Assurance needed on availability, data and security policy
Symantec Corp’s chief scientist has urged businesses considering the use of cloud services to carry out robust and regular risk and data security assessments of their service providers.
Guy Bunker, who is responsible for cloud security strategy at Symantec and sits on the Jerico Forum said, “A common misconception is that because security issues in the main don’t happen in the data centre but out at the end points, then stuff out in the cloud is going to be more secure and is more resilient against attack. It is not the case.”
He said that questions need to be asked about how data is stored and managed, where it is located and how it is transferred.

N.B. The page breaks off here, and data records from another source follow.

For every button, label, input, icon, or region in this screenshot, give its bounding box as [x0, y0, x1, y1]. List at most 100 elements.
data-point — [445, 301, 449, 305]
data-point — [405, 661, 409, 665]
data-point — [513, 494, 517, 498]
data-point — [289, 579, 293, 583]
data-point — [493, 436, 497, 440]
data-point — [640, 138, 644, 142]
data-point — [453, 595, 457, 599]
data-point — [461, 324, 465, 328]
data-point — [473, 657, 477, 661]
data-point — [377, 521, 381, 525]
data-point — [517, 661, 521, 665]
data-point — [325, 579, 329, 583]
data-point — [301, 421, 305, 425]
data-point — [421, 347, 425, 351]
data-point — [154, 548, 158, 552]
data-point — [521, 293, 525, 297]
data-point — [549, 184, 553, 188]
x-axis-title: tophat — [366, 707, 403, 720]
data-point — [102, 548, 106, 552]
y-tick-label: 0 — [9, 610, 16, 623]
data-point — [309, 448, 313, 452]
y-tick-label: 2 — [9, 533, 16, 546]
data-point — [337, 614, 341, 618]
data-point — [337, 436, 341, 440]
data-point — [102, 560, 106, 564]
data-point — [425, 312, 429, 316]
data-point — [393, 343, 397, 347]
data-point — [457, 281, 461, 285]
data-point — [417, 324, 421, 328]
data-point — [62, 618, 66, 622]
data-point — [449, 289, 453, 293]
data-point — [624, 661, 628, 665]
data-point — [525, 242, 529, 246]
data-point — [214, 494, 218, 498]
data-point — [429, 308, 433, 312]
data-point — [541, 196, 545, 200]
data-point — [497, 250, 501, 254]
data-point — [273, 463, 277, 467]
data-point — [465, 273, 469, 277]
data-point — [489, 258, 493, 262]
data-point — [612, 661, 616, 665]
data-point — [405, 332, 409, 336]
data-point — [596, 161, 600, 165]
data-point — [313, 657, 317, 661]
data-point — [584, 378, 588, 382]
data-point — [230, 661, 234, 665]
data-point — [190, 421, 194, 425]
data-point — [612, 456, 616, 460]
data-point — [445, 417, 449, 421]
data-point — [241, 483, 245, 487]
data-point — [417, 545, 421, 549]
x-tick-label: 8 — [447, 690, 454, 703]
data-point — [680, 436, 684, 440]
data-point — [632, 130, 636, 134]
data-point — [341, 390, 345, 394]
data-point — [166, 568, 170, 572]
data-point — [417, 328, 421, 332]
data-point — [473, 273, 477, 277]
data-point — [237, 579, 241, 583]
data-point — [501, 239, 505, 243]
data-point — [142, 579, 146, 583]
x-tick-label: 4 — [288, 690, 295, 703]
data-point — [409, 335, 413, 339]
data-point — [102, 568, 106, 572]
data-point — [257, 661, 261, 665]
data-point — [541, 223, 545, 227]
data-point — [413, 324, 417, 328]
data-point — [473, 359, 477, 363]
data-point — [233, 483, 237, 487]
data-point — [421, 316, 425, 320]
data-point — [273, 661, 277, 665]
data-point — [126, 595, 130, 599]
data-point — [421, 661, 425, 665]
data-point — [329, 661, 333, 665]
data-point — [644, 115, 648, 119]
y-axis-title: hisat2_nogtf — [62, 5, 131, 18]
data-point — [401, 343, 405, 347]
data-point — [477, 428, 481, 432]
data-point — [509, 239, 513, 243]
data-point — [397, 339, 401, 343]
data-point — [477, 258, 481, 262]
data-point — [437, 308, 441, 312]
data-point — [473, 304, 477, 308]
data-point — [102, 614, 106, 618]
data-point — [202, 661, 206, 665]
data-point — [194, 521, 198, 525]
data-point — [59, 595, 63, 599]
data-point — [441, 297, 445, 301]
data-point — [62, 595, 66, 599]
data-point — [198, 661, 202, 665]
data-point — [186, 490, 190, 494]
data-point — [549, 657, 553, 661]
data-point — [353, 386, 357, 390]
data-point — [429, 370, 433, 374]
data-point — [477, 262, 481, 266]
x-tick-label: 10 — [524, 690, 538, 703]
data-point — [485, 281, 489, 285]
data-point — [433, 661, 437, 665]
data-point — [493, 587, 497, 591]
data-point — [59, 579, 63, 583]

“The security of virtual environments needs to be assured, so that compliance and governance aren’t compromised. That means a service provider’s information security policies, systems security and network security have to be auditable.”
Availability of data also has to be guaranteed and according to Bunker, this means more than worrying about possible outages.
“We can expect an increase in the number of cloud service coming onto to the market and not all of them will survive” he said, noting the early withdrawal from the consumer cloud storage market by HP.
In March, HP told users of its Upline online backup service that the plug was being pulled, less than a year after going live. Customers had just 30 days to remove their files.
The Symantec executive asks “What happens if that happened with enterprise cloud services? How do I set about retrieving data that is hosted in the cloud, and push it out to a new service provider without incident, loss or downtime?”
Bunker argues that some of the security concerns about cloud will depend on its type and purpose.
There are clouds which are internal, those that are external, insourced or outsourced, proprietary or open. ”The other issue depends on whether we are talking about infrastructure as a cloud services and traditional hosting made popular by the likes of Rackspace, a platform-as-a-service such as Amazon’s EC2, or software-as-a-service like Symantec delivers.”
At present the cloud has become all things to all people. The reality is that it will end up being a mixture, with data sets from one organisation being run next to those of another and where admins can see all data. “Then there are opportunities that data is wrongly accessed, lost, or sold.”
The Jericho Forum last week launched a latest initiative and a paper detailing its proposed cloud cube model.
Bunker said in essence this defines the variety of different cloud computing models that are available to companies and starts to address some of the key benefits and risks for each one.
Elsewhere, the National Institute of Standards and Technology, International Organisation for Standardisation, and industry groups such as the Cloud Security Alliance are all currently working on frameworks for enforcing privacy and protection of data in the cloud.